Rédigé par Aquideas Aucun commentaire
Classé dans : Huître Mots clés : huitre antiquite

     Le site néolithique de Saint-Michel-en-l’Herm, en vendée, a montré une très grande quantité de coquilles d’huîtres de l’espèce Ostrea edulis sur lesquelles on a démontré une intervention humaine en vue de se nourrir. On note qu’en Gaule il y avait également une consommation abondante de coquillages, en particulier de moules.

     En Afrique du Sud, on a trouvé des monceaux de coquilles le long de certaines côtes qui datent notamment de 165 000 ans.

     En Chine, les huîtres sont cultivées depuis la nuit des temps. Les chinois furent les premiers éleveurs et inventèrent un système ingénieux de pieux en bambou plantés dans le sol. Des entailles dans ces bambous portaient des coquilles comme support de fixation pour les larves d’huîtres.

     Durant l’Antiquité, les Grecs consommaient des huîtres déjà depuis longtemps, mais ne semblaient pas avoir récupéré cette habitude alimentaire des Egyptiens.

     A l’époque romaine, les huîtres étaient appelées callibléphares (“belles paupières ») en raison des bords de son manteau. Rome s’était très fortement intéressée aux coquillages (huîtres, moules, pétoncles) et les romains avaient développé de très importants moyens de transport pour les amener/importer. On a ainsi retrouvé des restes de coquilles d’huîtres en Auvergne, du côté d’Autun, mais également en Suisse, ainsi qu’à Trèves en Allemagne.
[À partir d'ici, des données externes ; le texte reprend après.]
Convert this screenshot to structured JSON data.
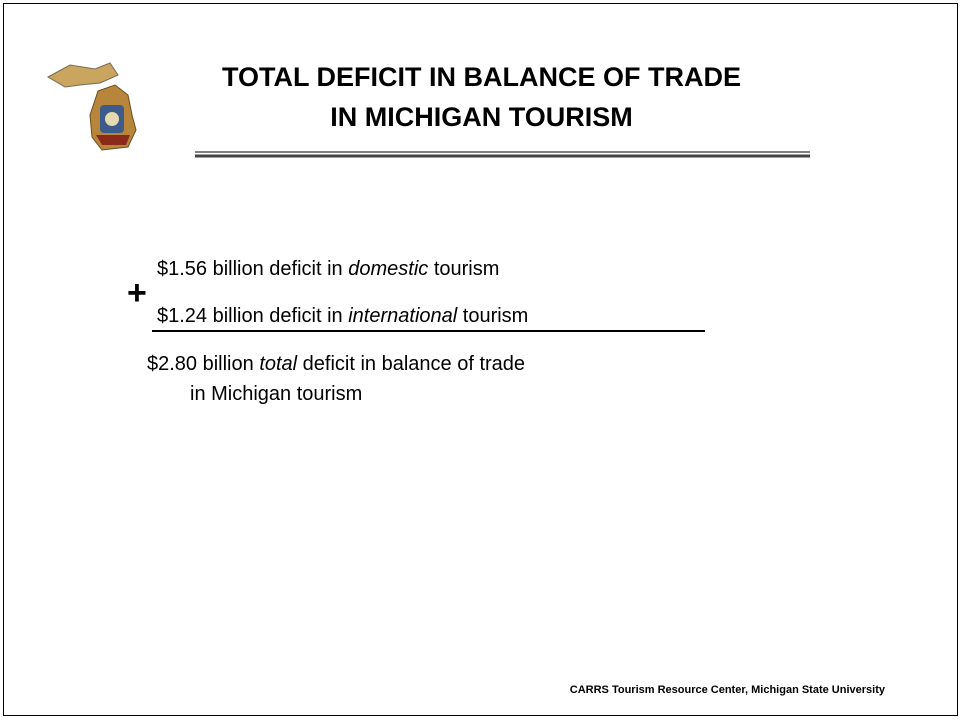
{
  "header": {
    "title": [
      "TOTAL DEFICIT IN BALANCE OF TRADE",
      "IN MICHIGAN TOURISM"
    ]
  },
  "body": {
    "operator": "+",
    "lines": [
      {
        "before": "$1.56 billion deficit in ",
        "emphasis": "domestic",
        "after": " tourism"
      },
      {
        "before": "$1.24 billion deficit in ",
        "emphasis": "international",
        "after": " tourism"
      },
      {
        "before": "$2.80 billion ",
        "emphasis": "total",
        "after": " deficit in balance of trade",
        "continuation": "in Michigan tourism"
      }
    ]
  },
  "footer": {
    "text": "CARRS Tourism Resource Center, Michigan State University"
  }
}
     On pense que les romains L. Licinius Crassus, Caius Sergius Orata et Asclépiade (le médecin grec de ce dernier) auraient sensibilisé la population pour créer une hiérarchisation de biens, où entre autres vins et coquillages étaient des produits de luxe ! De fait, André Tchernia dans son ouvrage sur les vins romains présente Crassus et son entourage comme ayant modelé les usages et les goûts de l’aristocratie romaine. Pour ce faire ils auraient créé une classification de biens, de sorte que certains produits passèrent pour dignes de l’aristocratie tandis que d’autres seraient restés le lot du peuple et, encore plus bas des esclaves. Cela se voit nettement dans le cas du vin avec la désignation du Falerne comme roi des vins, ce qui conduit à une montée du prix le rendant inaccessible aux couches les plus pauvres de la société, il devient ainsi un produit pour gens fortunés. Il en va exactement de même avec les huîtres, celles du lac Lucrin passant pour les meilleures (comme par hasard) ! Jouissant de son statut de médecin réputé, Asclépiade recommande bien entendu les huîtres pour la digestion et l’usage des bains pour l’hygiène, le vin est recommandé pour concocter des panacées (meilleur est le vin, meilleur est le remède). Qu’Asclépiade vante les huîtres et les bains, qui sont le fonds de commerce de son meilleur ami et protecteur, n’est sans doute pas innocent...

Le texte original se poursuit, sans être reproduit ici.